La priorità, spiega, resta quella di lavorare “con un approccio di sistema” al tavolo della riforma della direttiva raee, aperto nelle scorse settimane dalla Commissione Ue. In cima all’elenco dei nodi da sciogliere resta quello dell’attuale target vincolante di raccolta, fissato per tutti al 65% dell’immesso a consumo. Obiettivo “che quasi nessuno in Ue è riuscito a raggiungere”, dice, e che andrebbe sostituito con target personalizzati per ogni paese, “viste le profonde differenze che passano tra gli Stati membri in termini di territorio, popolazione o sistema economico. È più difficile raccogliere in Italia o Grecia – chiarisce Rossi – rispetto a quanto non lo sia, per esempio, in un paese come la Polonia, che ha poche grandi città, ottime infrastrutture e un territorio quasi completamente piatto”. Il nuovo sistema dei target nazionali, a quel punto, andrebbe agganciato alla raee tax e utilizzato come base di calcolo. “Bisognerà fare in modo che la tassa venga calcolata sul gap tra il target per singolo paese e la mancata raccolta”, e non, come proposto dalla Commissione, sulla differenza tra raccolta e immesso a consumo.
Se quella di definire nuovi obiettivi minimi di intercettazione per ogni Stato membro è una prima via per ridimensionare il potenziale salasso, l’altra strada da percorrere resta – com’è ovvio – aumentare la raccolta raee.
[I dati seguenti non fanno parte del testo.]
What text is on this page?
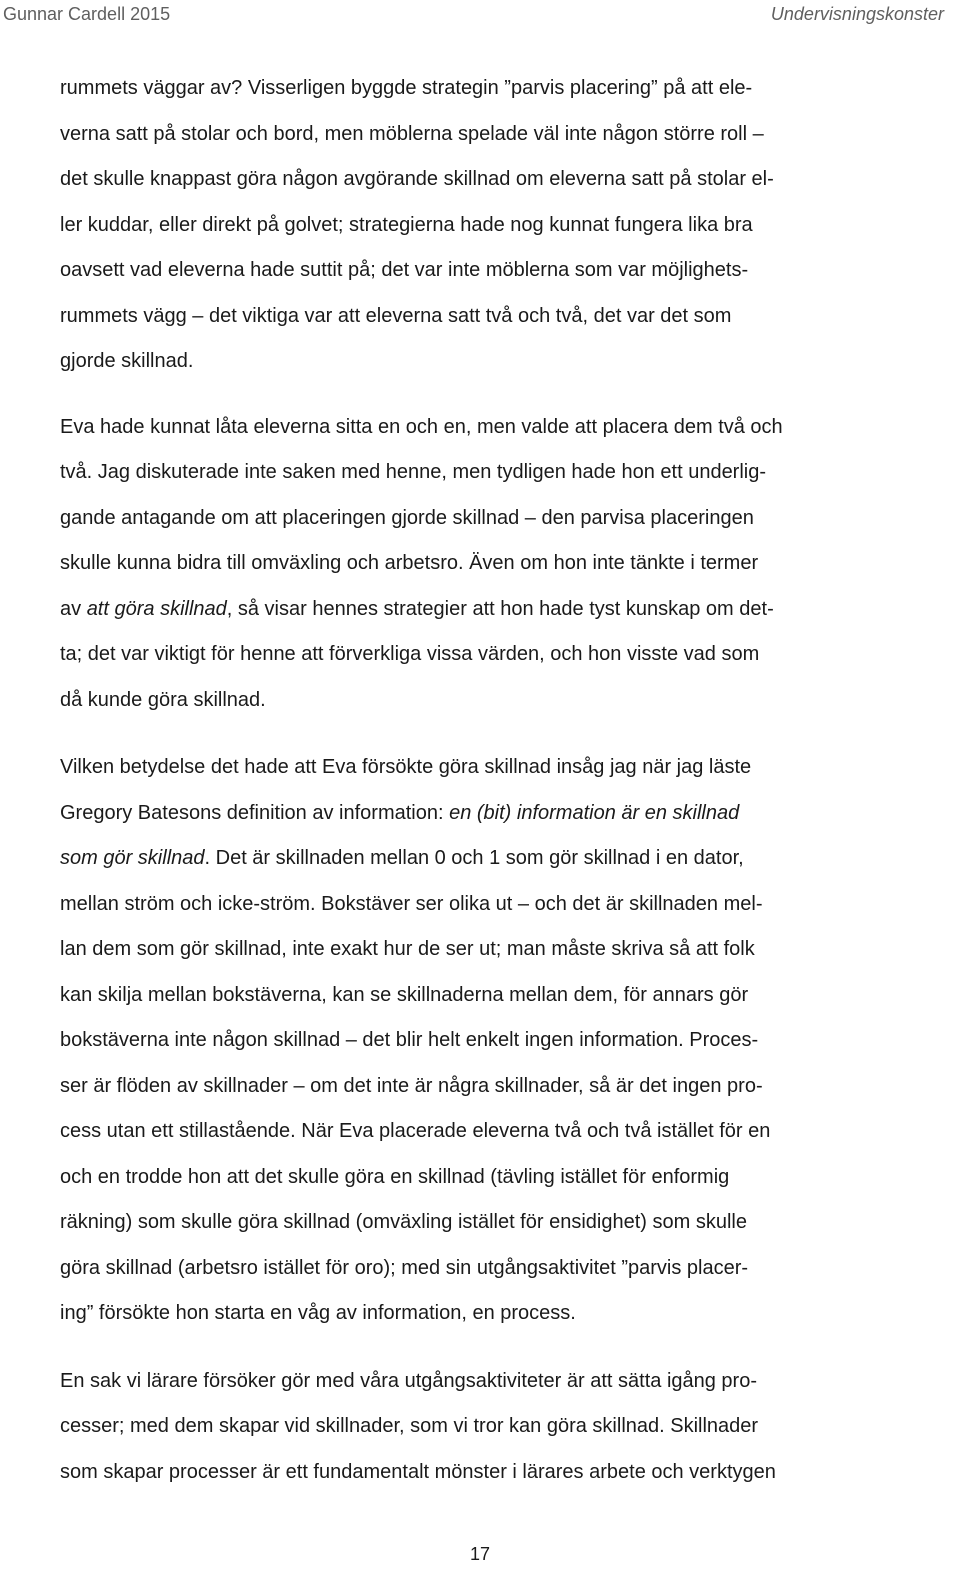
Gunnar Cardell 2015	Undervisningskonster
rummets väggar av? Visserligen byggde strategin ”parvis placering” på att ele-
verna satt på stolar och bord, men möblerna spelade väl inte någon större roll –
det skulle knappast göra någon avgörande skillnad om eleverna satt på stolar el-
ler kuddar, eller direkt på golvet; strategierna hade nog kunnat fungera lika bra
oavsett vad eleverna hade suttit på; det var inte möblerna som var möjlighets-
rummets vägg – det viktiga var att eleverna satt två och två, det var det som
gjorde skillnad.
Eva hade kunnat låta eleverna sitta en och en, men valde att placera dem två och
två. Jag diskuterade inte saken med henne, men tydligen hade hon ett underlig-
gande antagande om att placeringen gjorde skillnad – den parvisa placeringen
skulle kunna bidra till omväxling och arbetsro. Även om hon inte tänkte i termer
av att göra skillnad, så visar hennes strategier att hon hade tyst kunskap om det-
ta; det var viktigt för henne att förverkliga vissa värden, och hon visste vad som
då kunde göra skillnad.
Vilken betydelse det hade att Eva försökte göra skillnad insåg jag när jag läste
Gregory Batesons definition av information: en (bit) information är en skillnad
som gör skillnad. Det är skillnaden mellan 0 och 1 som gör skillnad i en dator,
mellan ström och icke-ström. Bokstäver ser olika ut – och det är skillnaden mel-
lan dem som gör skillnad, inte exakt hur de ser ut; man måste skriva så att folk
kan skilja mellan bokstäverna, kan se skillnaderna mellan dem, för annars gör
bokstäverna inte någon skillnad – det blir helt enkelt ingen information. Proces-
ser är flöden av skillnader – om det inte är några skillnader, så är det ingen pro-
cess utan ett stillastående. När Eva placerade eleverna två och två istället för en
och en trodde hon att det skulle göra en skillnad (tävling istället för enformig
räkning) som skulle göra skillnad (omväxling istället för ensidighet) som skulle
göra skillnad (arbetsro istället för oro); med sin utgångsaktivitet ”parvis placer-
ing” försökte hon starta en våg av information, en process.
En sak vi lärare försöker gör med våra utgångsaktiviteter är att sätta igång pro-
cesser; med dem skapar vid skillnader, som vi tror kan göra skillnad. Skillnader
som skapar processer är ett fundamentalt mönster i lärares arbete och verktygen
17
E qui, sul piano nazionale, c’è da mettere mano alle condizioni economiche che regolano la filiera, sostiene Rossi. “Due euro al chilo rappresentano un onere pesantissimo, se si pensa che oggi i costi del sistema equivalgono di fatto a un decimo. Converrebbe cominciare da subito a incentivare maggiormente la raccolta, in modo tale da trovarsi fra tre anni a pagare meno tasse all’Ue”.
L’appello, in questo caso, è a un maggiore impegno economico da parte dei produttori e importatori di apparecchiature, che finanziano la raccolta attraverso i sistemi collettivi, utilizzando parte dei ricavi dalla vendita al consumatore finale per remunerare comuni, aziende di igiene urbana e operatori del retail. Da questo punto di vista, dice Rossi, un effetto positivo dell’annunciata nuova tassa “potrebbe essere la presa di coscienza da parte dell’industria, visto che abbiamo l’impressione che al tema sia riservato uno spazio ancora troppo marginale“. Una ‘wake up call’ che in Italia potrebbe suonare già nell’ambito delle trattative, in corso, per il rinnovo dell’accordo di programma tra i sistemi collettivi dei produttori e gli operatori della distribuzione. “È quello che speriamo”, dice Rossi. Non sarà semplice, visti gli allarmi lanciati nelle ultime settimane dall’industria degli elettrodomestici e dell’elettronica di consumo per i costi di produzione in aumento e la perdita di competitività nei confronti degli operatori extra Ue.